Still however the principle of principal and agent subsisted. She had no legal title to the money herself. It was his originally. She was sui juris, and had a right to the money when received though she had a lien upon it with his consent for the amount of her claim upon it for board and lodging and other expenses. It was primarily received by her on his account and to his use, though subject to his directions as to its appropriation. She was clearly charged by proof with specific rents during a period of four months and she offered nothing to discharge herself. She had no trust, other then as agent to receive on plaintiff's account and pay on his account. In the case of Harvey v. Archbold there was no evidence whatever offered on the part of the plaintiff for which a verdict could be entered. The plaintiffs left the note of the accounts wholly unexplained, and for anything that appeared to the contrary the defendant owed the plaintiff nothing. Here the defendant was charged with the receipt of money sufficiently specific on the plaintiff's account to cast upon her the burden of discharging herself by set off, or other medium of discharge.
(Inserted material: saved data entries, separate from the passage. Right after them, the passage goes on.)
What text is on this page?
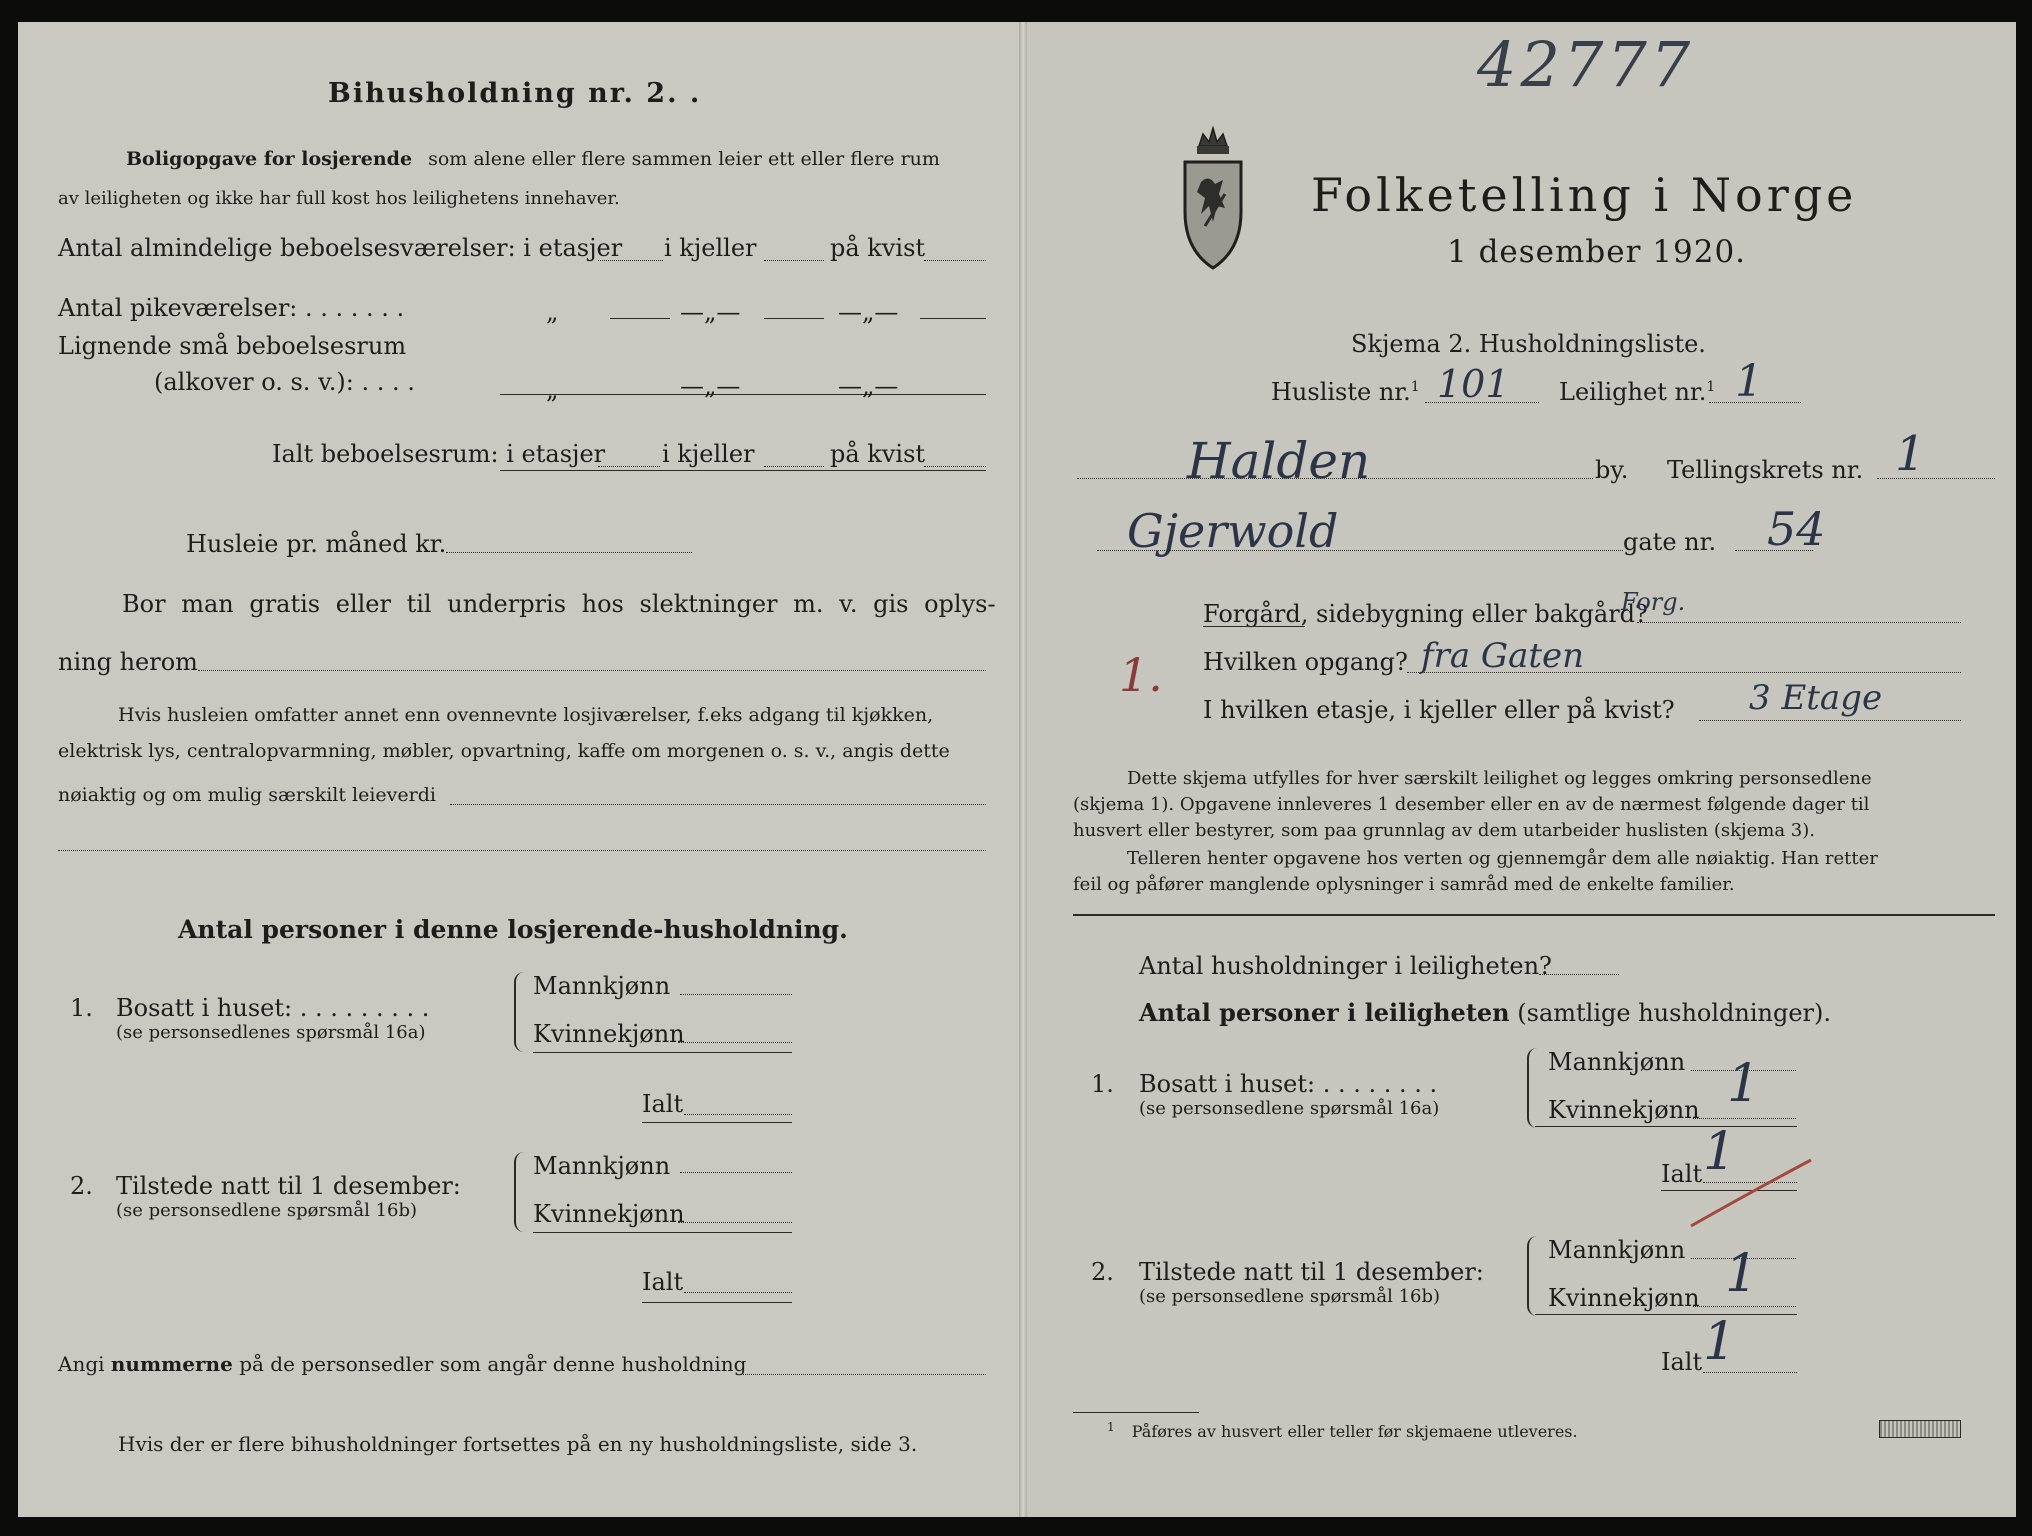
Bihusholdning nr. 2. .
Boligopgave for losjerende som alene eller flere sammen leier ett eller flere rum
av leiligheten og ikke har full kost hos leilighetens innehaver.
Antal almindelige beboelsesværelser: i etasjer i kjeller	på kvist
Antal pikeværelser: . . . . . . .	„	—„—	—„—
Lignende små beboelsesrum
(alkover o. s. v.): . . . .	„	—„—	—„—
Ialt beboelsesrum: i etasjer i kjeller	på kvist
Husleie pr. måned kr.
Bor man gratis eller til underpris hos slektninger m. v. gis oplys-
ning herom
Hvis husleien omfatter annet enn ovennevnte losjiværelser, f.eks adgang til kjøkken,
elektrisk lys, centralopvarmning, møbler, opvartning, kaffe om morgenen o. s. v., angis dette
nøiaktig og om mulig særskilt leieverdi
Antal personer i denne losjerende-husholdning.
1. Bosatt i huset: . . . . . . . . .
(se personsedlenes spørsmål 16a)
Mannkjønn
Kvinnekjønn
Ialt
2. Tilstede natt til 1 desember:
(se personsedlene spørsmål 16b)
Mannkjønn
Kvinnekjønn
Ialt
Angi nummerne på de personsedler som angår denne husholdning
Hvis der er flere bihusholdninger fortsettes på en ny husholdningsliste, side 3.
42777
Folketelling i Norge
1 desember 1920.
Skjema 2. Husholdningsliste.
Husliste nr.$^1$ 101 Leilighet nr.$^1$ 1
Halden	by. Tellingskrets nr. 1
Gjerwold	gate nr. 54
1.
Forgård, sidebygning eller bakgård?
Forg.
Hvilken opgang? fra Gaten
I hvilken etasje, i kjeller eller på kvist? 3 Etage
Dette skjema utfylles for hver særskilt leilighet og legges omkring personsedlene
(skjema 1). Opgavene innleveres 1 desember eller en av de nærmest følgende dager til
husvert eller bestyrer, som paa grunnlag av dem utarbeider huslisten (skjema 3).
Telleren henter opgavene hos verten og gjennemgår dem alle nøiaktig. Han retter
feil og påfører manglende oplysninger i samråd med de enkelte familier.
Antal husholdninger i leiligheten?
Antal personer i leiligheten (samtlige husholdninger).
1. Bosatt i huset: . . . . . . . .
(se personsedlene spørsmål 16a)
Mannkjønn
Kvinnekjønn 1
Ialt 1
2. Tilstede natt til 1 desember:
(se personsedlene spørsmål 16b)
Mannkjønn
Kvinnekjønn 1
Ialt 1
$^1$ Påføres av husvert eller teller før skjemaene utleveres.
The industry of Stephen J. has found out a case in point, Lorymer v. Stephens (1834) [ Lorymer v. Stephens (1834) 1 Cr. M. & R. 62, 4 Tyr. 869, 149 E.R. 994] where it appearing upon an account current and not stated, that the defendant was prima facie indebted to the plaintiff. The Court held that the defendant was liable for the amount of his gross receipts as money had and received to the plaintiff's use. In that case the defendant was captain of a ship whose peculiar employment by the plaintiff, who was the owner, gave him authority to appropriate monies to the ordinary uses of the vessel and large disbursements were admitted by the plaintiff to have been made on his account so as to reduce his demand.

But for the limitation of the plaintiff's demand in this instance to £54, he would have been entitled to recover the whole of the money traced to the hands of the defendant unless she could have discharged herself by set off from that liability. Rule refused.